On February 26, 1937, a new bus station opened at 1st Avenue North and 7th Street, built by Northland Greyhound. The $500,000 terminal was designed by Lang & Raughland and was regarded as the most modernistic in the nation. The blue-glazed brick and white trimmed building could accommodate up to 25 buses at a time. The station at First Avenue would remain the primary point of departure until 1968, by which time the shine had worn off. On September 21, Central Greyhound opened a new station at 9th Street and Hawthorne Avenue. The new facility was considered bright and airy compared to its predecessor, with space for 14 buses, a restaurant, newsstand and giftcourt. The $2 million station served Greyhound, Jefferson Transportation Co., Thoreson Bus Line, Twin City Rapid Transit Company, and Zephyr Lines, Inc.

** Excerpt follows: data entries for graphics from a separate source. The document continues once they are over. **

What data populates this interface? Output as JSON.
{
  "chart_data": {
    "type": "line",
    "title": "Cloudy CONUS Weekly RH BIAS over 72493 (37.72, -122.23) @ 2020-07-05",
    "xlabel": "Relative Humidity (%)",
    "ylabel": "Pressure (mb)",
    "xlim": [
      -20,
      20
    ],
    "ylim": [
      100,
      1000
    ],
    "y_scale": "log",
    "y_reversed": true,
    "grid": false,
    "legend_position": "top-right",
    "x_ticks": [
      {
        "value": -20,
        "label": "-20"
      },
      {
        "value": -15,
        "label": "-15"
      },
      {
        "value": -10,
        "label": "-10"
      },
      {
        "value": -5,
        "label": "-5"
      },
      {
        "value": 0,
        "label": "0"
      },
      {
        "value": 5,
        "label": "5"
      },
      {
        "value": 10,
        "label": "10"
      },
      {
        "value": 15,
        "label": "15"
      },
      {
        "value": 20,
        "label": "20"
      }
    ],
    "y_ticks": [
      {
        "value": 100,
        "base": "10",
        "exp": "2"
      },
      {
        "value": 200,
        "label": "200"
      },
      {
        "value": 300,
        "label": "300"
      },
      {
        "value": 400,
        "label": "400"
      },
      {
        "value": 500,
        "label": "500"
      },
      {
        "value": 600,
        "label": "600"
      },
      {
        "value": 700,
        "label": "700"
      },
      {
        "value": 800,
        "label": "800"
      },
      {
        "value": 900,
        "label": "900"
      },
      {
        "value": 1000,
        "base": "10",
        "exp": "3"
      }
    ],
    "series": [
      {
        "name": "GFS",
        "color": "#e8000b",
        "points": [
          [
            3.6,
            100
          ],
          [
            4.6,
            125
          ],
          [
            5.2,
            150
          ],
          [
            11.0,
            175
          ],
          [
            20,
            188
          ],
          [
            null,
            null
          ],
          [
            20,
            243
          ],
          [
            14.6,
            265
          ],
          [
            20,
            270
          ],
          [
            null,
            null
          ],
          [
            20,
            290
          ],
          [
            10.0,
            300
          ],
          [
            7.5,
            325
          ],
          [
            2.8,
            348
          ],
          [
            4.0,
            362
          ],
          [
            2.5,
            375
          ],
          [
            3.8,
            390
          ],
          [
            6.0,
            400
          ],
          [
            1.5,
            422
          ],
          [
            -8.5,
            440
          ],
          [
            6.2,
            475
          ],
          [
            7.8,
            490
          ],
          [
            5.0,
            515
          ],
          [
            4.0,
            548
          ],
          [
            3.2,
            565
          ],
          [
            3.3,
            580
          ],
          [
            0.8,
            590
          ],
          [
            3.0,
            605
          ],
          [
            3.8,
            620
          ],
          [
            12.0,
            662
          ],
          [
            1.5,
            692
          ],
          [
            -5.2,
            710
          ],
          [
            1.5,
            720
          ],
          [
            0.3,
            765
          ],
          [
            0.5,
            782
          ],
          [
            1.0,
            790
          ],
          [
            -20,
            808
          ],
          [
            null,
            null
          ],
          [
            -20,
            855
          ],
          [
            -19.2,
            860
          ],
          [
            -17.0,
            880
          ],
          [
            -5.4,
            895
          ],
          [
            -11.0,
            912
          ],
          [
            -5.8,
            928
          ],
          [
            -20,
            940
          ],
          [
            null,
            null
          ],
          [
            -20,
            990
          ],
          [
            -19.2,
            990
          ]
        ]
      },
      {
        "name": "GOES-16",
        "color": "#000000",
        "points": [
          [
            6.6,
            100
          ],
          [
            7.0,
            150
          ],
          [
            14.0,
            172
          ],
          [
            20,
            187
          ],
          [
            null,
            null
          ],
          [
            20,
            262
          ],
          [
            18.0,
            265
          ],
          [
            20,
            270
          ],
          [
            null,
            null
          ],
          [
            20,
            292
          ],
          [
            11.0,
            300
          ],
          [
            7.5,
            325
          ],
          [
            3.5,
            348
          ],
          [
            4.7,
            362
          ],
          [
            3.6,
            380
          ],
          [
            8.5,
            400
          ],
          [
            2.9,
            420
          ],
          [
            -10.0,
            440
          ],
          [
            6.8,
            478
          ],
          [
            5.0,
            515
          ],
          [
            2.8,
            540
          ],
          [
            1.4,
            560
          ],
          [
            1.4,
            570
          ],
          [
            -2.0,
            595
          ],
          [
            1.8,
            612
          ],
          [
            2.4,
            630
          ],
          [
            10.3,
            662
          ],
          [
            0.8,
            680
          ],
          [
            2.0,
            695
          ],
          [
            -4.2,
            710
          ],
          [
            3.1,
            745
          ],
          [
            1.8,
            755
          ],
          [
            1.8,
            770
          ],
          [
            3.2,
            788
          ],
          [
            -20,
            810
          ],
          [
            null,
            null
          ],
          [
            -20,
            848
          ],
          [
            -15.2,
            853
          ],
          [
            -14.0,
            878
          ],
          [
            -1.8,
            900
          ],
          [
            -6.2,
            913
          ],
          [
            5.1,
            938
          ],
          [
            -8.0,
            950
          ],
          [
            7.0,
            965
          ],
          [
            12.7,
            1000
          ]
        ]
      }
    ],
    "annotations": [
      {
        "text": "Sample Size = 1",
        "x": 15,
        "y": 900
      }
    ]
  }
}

In the late 1990s, planning began on a replacement station to occupy the same site, at 950 Hawthorne Avenue. To accomplish this, a temporary station was opened in August 1998 at 11th and Hawthorne while construction took place on the new station. Other locations, such as in the Midway area were studied, however the location in downtown Minneapolis was considered ideal. The city of Minneapolis bought the property in order to build the terminal and a 975 space parking garage. The facility would pay for itself through the leases with intercity bus companies and the parking garage.

The 17,500 square foot station was designed by Symmes, Maini & McKee Associates to hold 8 buses, a 102-seat waiting area and a family center with play equipment. The bus facility cost $2 million, while the associated 975 space parking structure cost $31 million. Skyways across Hawthorne Avenue connect the facility to the Minneapolis Skyway System. A Greyhound sign salvaged from the 1937 station was put up at the new terminal to welcome the 34 daily buses the station saw upon opening. The station began welcoming passengers on November 16, 2000.

Service moved in September 2023 to the lower level of the Ramp B parking garage at 516 2nd Avenue North near Target Field. Service is managed by Greyhound Lines; while also serving Flixbus; Jefferson Lines; and Land to Air Express, a shuttle to and from Mankato, Minnesota. Together as of 2023, these companies provide 44 buses in and out of Minneapolis per day.